For about 2/3 years, I was inundated with letters from girls in Indonesia. Literally loads each day! I was about 14 at the time. They all wanted to be my penpal. My mum was still getting them occasionally after I left home at 18. How did they get my name & address? Why so many? So weird.

lottieandmia · 21/04/2014 10:53

The strangest thing that's happened to me was that when dd2 was a baby about 12 months old, I had the experience of holding her in one room while she was crying in another. I was not the only one who witnessed this and it freaked us out but never happened again ...

LaTrucha · 21/04/2014 12:56

Everythingisawesome - when I was at primary and secondary school, we were asked several times to sign up for penpal schemes. We had to tick which country we wanted penpals from. Is it possible you signed up as a smaller child and forgot about it? Perhaps they lost your form for a while so you forgot and then passed it on?

Itsfab · 21/04/2014 13:13

I had a penpal from school and would love to hear from her again. She just stopped writing.

Yukiko Uenake - If you are out there, I have never forgotten you and hope you are okay.
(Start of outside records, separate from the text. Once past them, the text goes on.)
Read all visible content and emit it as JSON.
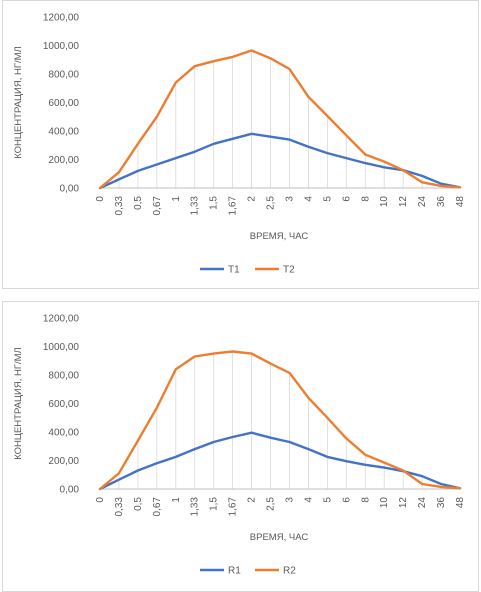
{
  "chart_data": [
    {
      "type": "line",
      "categories": [
        "0",
        "0,33",
        "0,5",
        "0,67",
        "1",
        "1,33",
        "1,5",
        "1,67",
        "2",
        "2,5",
        "3",
        "4",
        "5",
        "6",
        "8",
        "10",
        "12",
        "24",
        "36",
        "48"
      ],
      "series": [
        {
          "name": "T1",
          "color": "#4472c4",
          "values": [
            0,
            60,
            120,
            165,
            210,
            255,
            310,
            345,
            380,
            360,
            340,
            290,
            245,
            210,
            175,
            145,
            125,
            85,
            30,
            5
          ]
        },
        {
          "name": "T2",
          "color": "#ed7d31",
          "values": [
            0,
            110,
            310,
            500,
            740,
            855,
            890,
            920,
            965,
            910,
            835,
            640,
            505,
            370,
            235,
            185,
            125,
            40,
            15,
            5
          ]
        }
      ],
      "yticks": [
        "0,00",
        "200,00",
        "400,00",
        "600,00",
        "800,00",
        "1000,00",
        "1200,00"
      ],
      "ylim": [
        0,
        1200
      ],
      "xlabel": "ВРЕМЯ, ЧАС",
      "ylabel": "КОНЦЕНТРАЦИЯ, НГ/МЛ",
      "legend_position": "bottom",
      "grid": "vertical drop lines"
    },
    {
      "type": "line",
      "categories": [
        "0",
        "0,33",
        "0,5",
        "0,67",
        "1",
        "1,33",
        "1,5",
        "1,67",
        "2",
        "2,5",
        "3",
        "4",
        "5",
        "6",
        "8",
        "10",
        "12",
        "24",
        "36",
        "48"
      ],
      "series": [
        {
          "name": "R1",
          "color": "#4472c4",
          "values": [
            0,
            65,
            130,
            180,
            225,
            280,
            330,
            365,
            395,
            360,
            330,
            280,
            225,
            195,
            170,
            150,
            125,
            90,
            35,
            5
          ]
        },
        {
          "name": "R2",
          "color": "#ed7d31",
          "values": [
            0,
            110,
            340,
            570,
            840,
            930,
            950,
            965,
            950,
            880,
            815,
            640,
            500,
            355,
            240,
            185,
            130,
            35,
            15,
            5
          ]
        }
      ],
      "yticks": [
        "0,00",
        "200,00",
        "400,00",
        "600,00",
        "800,00",
        "1000,00",
        "1200,00"
      ],
      "ylim": [
        0,
        1200
      ],
      "xlabel": "ВРЕМЯ, ЧАС",
      "ylabel": "КОНЦЕНТРАЦИЯ, НГ/МЛ",
      "legend_position": "bottom",
      "grid": "vertical drop lines"
    }
  ]
}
Somethingpink · 21/04/2014 13:30

About 7 years ago me and dp were asleep when we heard someone shouting him so I told him to go and find out who it was. This was about 6 in the morning. He got up checked everywhere, answered the door and looked through windows and there was nothing there and then it stopped. So he came back to bed and he said all he could see outside was extremely low fog. The voice sounded just like his mum so we asked everyone later that day and everyone thought we was weird. It still does our heads in today!!

jammygem · 21/04/2014 13:45

In the house that I grew up in, I would constantly be searching for things I'd lost only to turn around and find them dead center on a certain table. I always thought it was my parents, but when I was about 19 they went away for the week and I was home alone - and it still happened.

Sounds silly but it was often stupid things that definitely weren't there before, and sometimes it would be things that had been lost for years. After that week home alone I started saying "thank you" out loud whenever anything appeared Blush

My parents still live at the same house but as far as I know they never experienced it.